Le succès de la Ultra Hand n'était pas un incident isolé ; il a rapidement été suivi par d'autres inventions de jouets notables qui ont encore établi Nintendo sur le nouveau marché. Celles-ci comprenaient la 'Ultra Machine' (une machine à lancer de baseball conçue pour le jeu en arrière-cour, lancée en 1967) et le 'Love Tester' (un dispositif de nouveauté, introduit en 1969, qui prétendait mesurer la compatibilité entre deux personnes via la réponse galvanique de la peau). Ces deux produits ont capitalisé sur des éléments interactifs et un attrait de nouveauté, séduisant un marché jeune en pleine croissance avide de nouvelles formes de divertissement. Ces produits ont collectivement validé le changement stratégique de Nintendo vers le marché des jouets et ont fourni des flux de revenus cruciaux et en forte augmentation, permettant à l'entreprise de s'éloigner de ses revenus en déclin provenant des cartes à jouer, qui connaissaient un déclin en raison de l'évolution des habitudes de loisirs et de la concurrence accrue. Cette période a marqué l'ajustement initial réussi de l'entreprise au marché en dehors des cartes traditionnelles, démontrant une capacité innée à innover dans l'espace de divertissement des consommateurs en rapide évolution et à tirer parti d'une fabrication à coût relativement bas pour des articles de nouveauté à fort volume et à forte marge. Nintendo, bien que toujours plus petit que des géants du jouet établis comme Bandai ou Tomy, avait réussi à se tailler une niche grâce à des designs distinctement originaux et interactifs.

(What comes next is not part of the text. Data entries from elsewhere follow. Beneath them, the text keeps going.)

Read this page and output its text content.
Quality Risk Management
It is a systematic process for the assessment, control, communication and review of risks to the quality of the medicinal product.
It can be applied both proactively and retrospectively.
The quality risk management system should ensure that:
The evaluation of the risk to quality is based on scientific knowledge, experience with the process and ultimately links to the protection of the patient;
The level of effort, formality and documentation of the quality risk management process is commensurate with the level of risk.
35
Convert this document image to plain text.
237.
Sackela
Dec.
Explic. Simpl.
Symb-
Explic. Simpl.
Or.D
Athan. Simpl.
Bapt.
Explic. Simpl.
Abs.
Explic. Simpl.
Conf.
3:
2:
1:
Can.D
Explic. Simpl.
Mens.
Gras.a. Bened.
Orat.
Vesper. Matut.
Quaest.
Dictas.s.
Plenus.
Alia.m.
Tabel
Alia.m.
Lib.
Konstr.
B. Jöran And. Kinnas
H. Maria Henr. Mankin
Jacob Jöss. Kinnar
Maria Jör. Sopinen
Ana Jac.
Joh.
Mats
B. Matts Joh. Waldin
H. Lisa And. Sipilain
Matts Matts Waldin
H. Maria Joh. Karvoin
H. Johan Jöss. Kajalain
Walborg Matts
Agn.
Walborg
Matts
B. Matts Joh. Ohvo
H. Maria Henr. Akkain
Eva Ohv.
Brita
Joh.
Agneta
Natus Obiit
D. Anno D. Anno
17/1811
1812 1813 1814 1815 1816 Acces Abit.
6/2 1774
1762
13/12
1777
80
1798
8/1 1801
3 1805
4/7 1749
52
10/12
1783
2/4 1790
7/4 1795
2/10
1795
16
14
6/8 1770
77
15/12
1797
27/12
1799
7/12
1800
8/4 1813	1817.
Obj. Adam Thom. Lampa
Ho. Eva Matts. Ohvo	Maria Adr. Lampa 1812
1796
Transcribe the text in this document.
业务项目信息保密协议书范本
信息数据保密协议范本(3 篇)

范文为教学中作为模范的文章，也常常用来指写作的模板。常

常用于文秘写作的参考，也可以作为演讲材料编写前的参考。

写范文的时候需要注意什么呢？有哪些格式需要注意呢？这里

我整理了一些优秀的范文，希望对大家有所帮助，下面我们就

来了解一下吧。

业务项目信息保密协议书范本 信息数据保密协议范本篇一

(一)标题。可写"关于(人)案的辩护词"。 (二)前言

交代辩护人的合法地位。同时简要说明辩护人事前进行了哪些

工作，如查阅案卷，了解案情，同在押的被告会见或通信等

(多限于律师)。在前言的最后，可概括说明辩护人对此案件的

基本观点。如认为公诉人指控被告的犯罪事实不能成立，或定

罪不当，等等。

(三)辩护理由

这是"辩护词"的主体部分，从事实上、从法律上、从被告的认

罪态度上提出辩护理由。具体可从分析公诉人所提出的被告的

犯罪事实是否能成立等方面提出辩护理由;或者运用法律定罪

À la fin des années 1960, Nintendo avait définitivement évolué d'un simple fabricant de cartes à un acteur émergent et reconnu dans l'industrie japonaise du jouet. Cette transformation a été guidée par la recherche persistante de nouvelles opportunités de croissance de Hiroshi Yamauchi et par la capacité nouvellement acquise de l'entreprise à développer des produits de divertissement originaux et réussis grâce à un processus de R&D de plus en plus structuré. L'expérience acquise dans la fabrication de jouets, en particulier dans la conception de dispositifs physiques interactifs, la compréhension de la psychologie des consommateurs pour le jeu, et la gestion de la production de masse de composants en plastique, se révélerait instrumentale. Ce savoir-faire fondamental dans la création de dispositifs de divertissement engageants, accessibles et mécaniquement simples a préparé le terrain pour la prochaine grande évolution stratégique de Nintendo, alors que le monde du divertissement commençait sa convergence inexorable avec l'électronique et les technologies numériques.